Od rozpoczęcia roku szkolnego do 13 października na kwarantannie w związku z przypadkami koronawirusa w placówkach oświatowych przebywało 1565 osób - w tym 1202 uczniów, 327 nauczycieli, 35 pracowników administracji oraz jedna pielęgniarka szkolna.
Choć premier Mateusz Morawiecki powiedział w sobotę, że zaobserwował obniżoną frekwencję w szkołach, to pytani o to samorządowcy twierdzą, że jej nie monitorują. Część bacznie przygląda się jednak nieobecnościom nauczycieli.
Czy to coś więcej niż jesień?
- Mamy wiedzę od dyrektorów szkół, że liczba zwolnień lekarskich, nie tylko z powodu kwarantanny, znacznie wzrosła - przyznaje Zbigniew Bury, dyrektor wydziału edukacji w Rzeszowie. Ocenia, że frekwencja uczniów nie obniżyła się znacząco. W tym mieście w 15 placówkach odnotowano przypadki koronawirusa.
- Frekwencję uczniów oraz liczbę osób na zwolnieniach lekarskich monitorują dyrektorzy poszczególnych placówek - mówi Kamila Bogacewicz z białostockiego magistratu. - W razie wystąpienia trudnej sytuacji spowodowanej brakami kadrowymi dyrektorzy kontaktują się z pracownikami urzędu w celu ustalenia dalszych działań. Na razie udało się zachować ciągłość funkcjonowania białostockich szkół i przedszkoli, jednak zdarzają się sytuacje, w których znaczna część kadry pedagogicznej jest na zwolnieniach lekarskich - dodaje.
Ewa Lipka, rzeczniczka prezydenta Katowic, uspokaja: - Według informacji pozyskanych z Centrum Usług Wspólnych, które nadzoruje placówki oświatowe w Katowicach, sytuacja za pierwsze trzy tygodnie września była standardowa. Należy zauważyć, że jesienią każdego roku liczba zwolnień lekarskich wzrasta. Przy czym w ostatnich dniach sytuacja za sprawą koronawirusa jest mocno dynamiczna - przyznaje. Obecnie w Katowicach tylko II LO prowadzi naukę całkowicie zdalnie.
Zdesperowani dyrektorzy sami zamykają szkoły
Nie wszystkim gładko udaje się przejść na nauczanie zdalne lub mieszane. Dyrektorzy zrzeszeni w Ogólnopolskim Stowarzyszeniu Kadry Kierowniczej Oświaty skarżą się, że czasem kilka dni zajmuje im nawiązanie kontaktu z sanepidem, który wydaje decyzje o sposobie funkcjonowania placówki.

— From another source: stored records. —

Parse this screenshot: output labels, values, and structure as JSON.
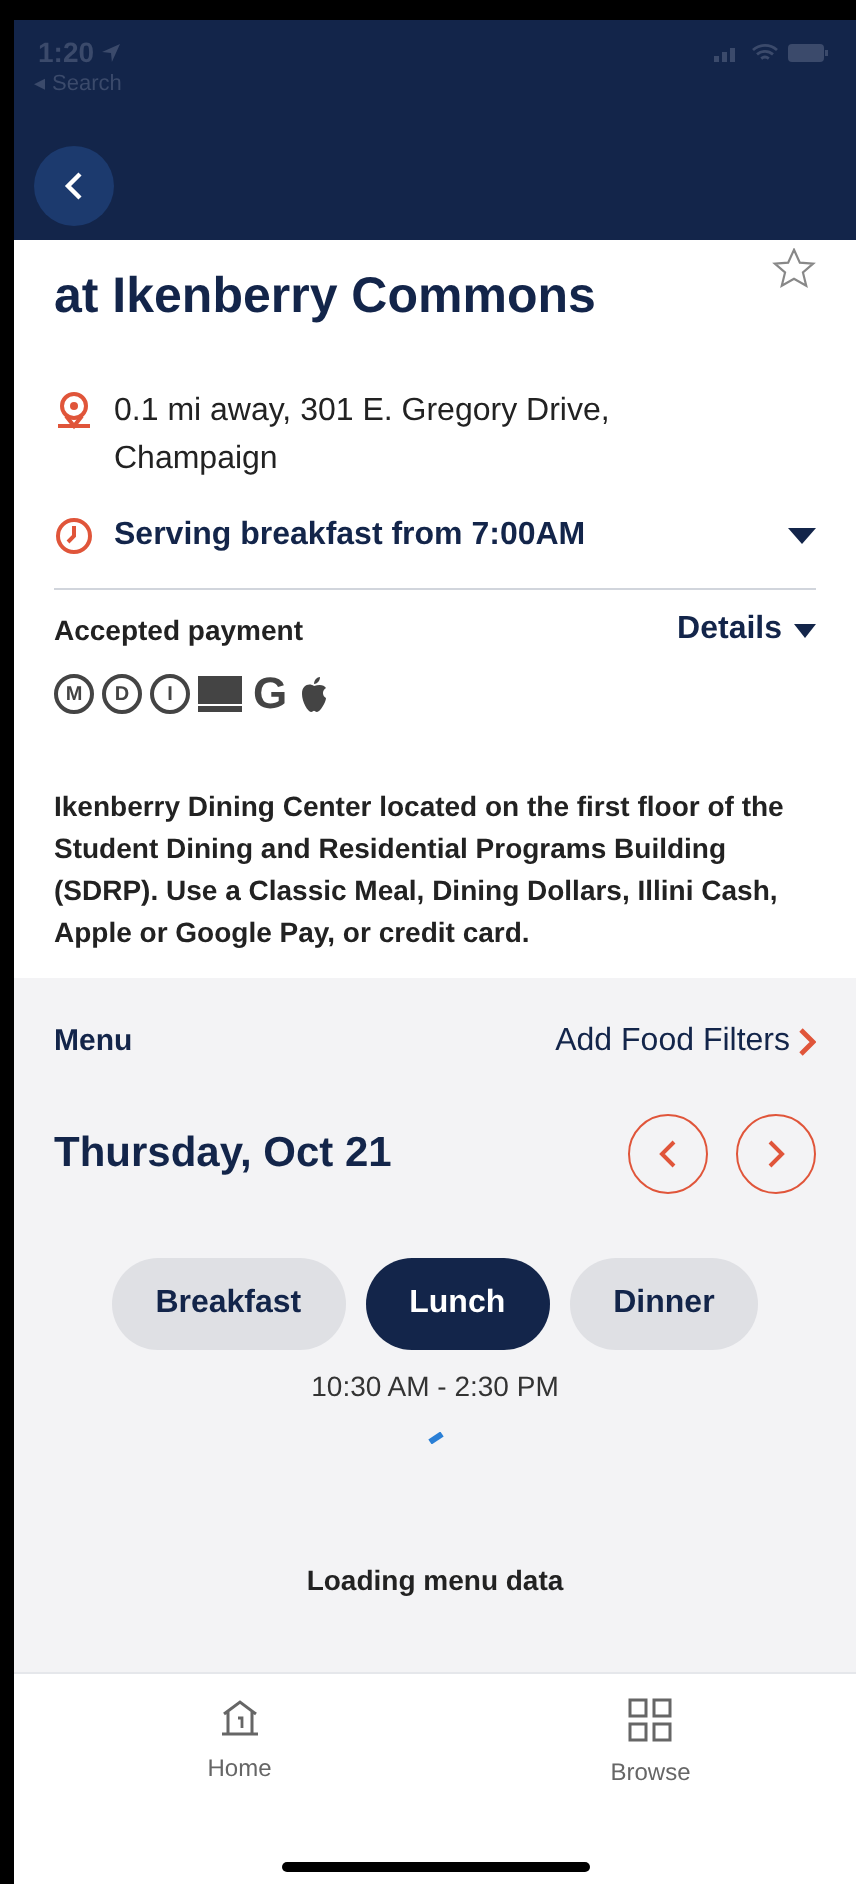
{
  "status_bar": {
    "time": "1:20",
    "back_label": "◂ Search"
  },
  "header": {
    "title": "at Ikenberry Commons",
    "favorite": false
  },
  "location": {
    "text": "0.1 mi away, 301 E. Gregory Drive, Champaign"
  },
  "hours": {
    "text": "Serving breakfast from 7:00AM",
    "expanded": false
  },
  "payment": {
    "label": "Accepted payment",
    "details": "Details",
    "methods": [
      {
        "kind": "letter",
        "symbol": "M"
      },
      {
        "kind": "letter",
        "symbol": "D"
      },
      {
        "kind": "letter",
        "symbol": "I"
      },
      {
        "kind": "card"
      },
      {
        "kind": "plain",
        "symbol": "G"
      },
      {
        "kind": "apple"
      }
    ]
  },
  "description": "Ikenberry Dining Center located on the first floor of the Student Dining and Residential Programs Building (SDRP). Use a Classic Meal, Dining Dollars, Illini Cash, Apple or Google Pay, or credit card.",
  "menu": {
    "label": "Menu",
    "filters": "Add Food Filters",
    "date": "Thursday, Oct 21",
    "meals": [
      {
        "label": "Breakfast",
        "selected": false
      },
      {
        "label": "Lunch",
        "selected": true
      },
      {
        "label": "Dinner",
        "selected": false
      }
    ],
    "hours": "10:30 AM - 2:30 PM",
    "status": "Loading menu data"
  },
  "tab_bar": [
    {
      "kind": "home",
      "label": "Home"
    },
    {
      "kind": "browse",
      "label": "Browse"
    }
  ]
}
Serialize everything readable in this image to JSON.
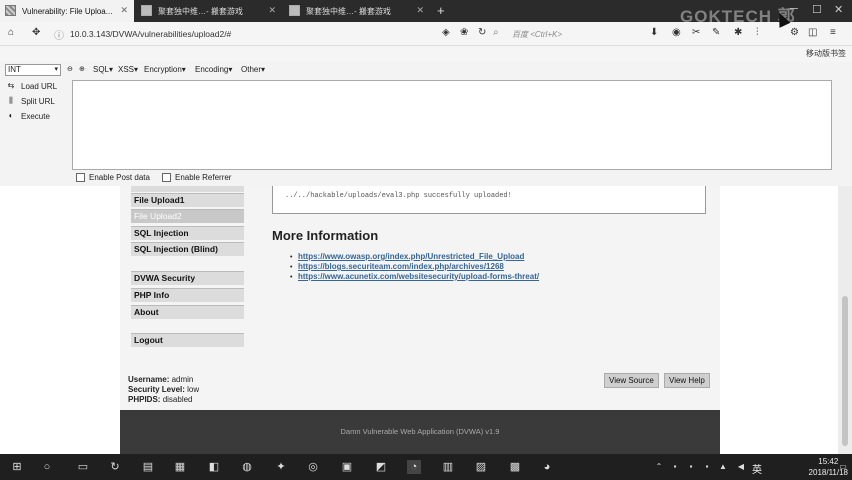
{
  "tabs": [
    {
      "label": "Vulnerability: File Uploa...",
      "active": true
    },
    {
      "label": "聚套独中维…- 搬套游戏",
      "active": false
    },
    {
      "label": "聚套独中维…- 搬套游戏",
      "active": false
    }
  ],
  "watermark": "GOKTECH 郭",
  "navbar": {
    "url": "10.0.3.143/DVWA/vulnerabilities/upload2/#",
    "search_placeholder": "百度 <Ctrl+K>"
  },
  "bookmarks": {
    "mobile": "移动版书签"
  },
  "hackbar": {
    "select_value": "INT",
    "menus": [
      "SQL▾",
      "XSS▾",
      "Encryption▾",
      "Encoding▾",
      "Other▾"
    ],
    "actions": [
      "Load URL",
      "Split URL",
      "Execute"
    ],
    "checkboxes": [
      "Enable Post data",
      "Enable Referrer"
    ]
  },
  "sidebar": {
    "items": [
      {
        "label": "File Upload1",
        "selected": false
      },
      {
        "label": "File Upload2",
        "selected": true
      },
      {
        "label": "SQL Injection",
        "selected": false
      },
      {
        "label": "SQL Injection (Blind)",
        "selected": false
      },
      {
        "label": "DVWA Security",
        "selected": false
      },
      {
        "label": "PHP Info",
        "selected": false
      },
      {
        "label": "About",
        "selected": false
      },
      {
        "label": "Logout",
        "selected": false
      }
    ]
  },
  "main": {
    "upload_message": "../../hackable/uploads/eval3.php succesfully uploaded!",
    "more_info_title": "More Information",
    "links": [
      "https://www.owasp.org/index.php/Unrestricted_File_Upload",
      "https://blogs.securiteam.com/index.php/archives/1268",
      "https://www.acunetix.com/websitesecurity/upload-forms-threat/"
    ]
  },
  "user": {
    "username_label": "Username:",
    "username": "admin",
    "security_label": "Security Level:",
    "security": "low",
    "phpids_label": "PHPIDS:",
    "phpids": "disabled"
  },
  "buttons": {
    "view_source": "View Source",
    "view_help": "View Help"
  },
  "footer": "Damn Vulnerable Web Application (DVWA) v1.9",
  "taskbar": {
    "ime": "英",
    "time": "15:42",
    "date": "2018/11/18"
  }
}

W zeszłym tygodniu głośno było o stołecznym liceum im. Sobieskiego, którego dyrekcja nie mogła się skontaktować z sanepidem, więc na dwa dni zawiesiła zajęcia w ramach tzw. dni dyrektorskich - zwykle wykorzystywane są do przedłużania weekendów lub w czasie egzaminów zewnętrznych, by nie trzeba było uczniom organizować zastępstw.
Do nietypowej sytuacji doszło też w Płocku, gdzie w słynnej "Małachowiance" zakażonych jest dwoje uczniów. Na kwarantannę skierowano 42 uczniów z jednej klasy i jednej grupy międzyoddziałowej oraz 10 nauczycieli, a kilka dni później 34 uczniów z innej klasy i ich 14 nauczycieli. Poniedziałek był "dniem dyrektorskim", bo kwarantanny się nałożyły i nie byłoby komu prowadzić normalnych lekcji. Szkoła dopiero po takiej decyzji dyrekcji dostała zgodę na nauczanie zdalne.
Wiceprezydentka Magdalena Czarzyńska-Jachim, odpowiedzialna w Sopocie m.in. za oświatę, wystosowała we wtorek list do premiera i zaapelowała o testowanie nauczycieli wracających do pracy po kwarantannie. Czytamy w nim, że "samorządy dokładają wszelkich starań, aby zminimalizować ryzyko zakażenia czy rozprzestrzeniania się epidemii w placówkach opiekuńczych i edukacyjnych oraz ponoszą dodatkowe koszty związane ze zmianą pracy placówek". Od premiera oczekują wsparcia w finansowaniu testów.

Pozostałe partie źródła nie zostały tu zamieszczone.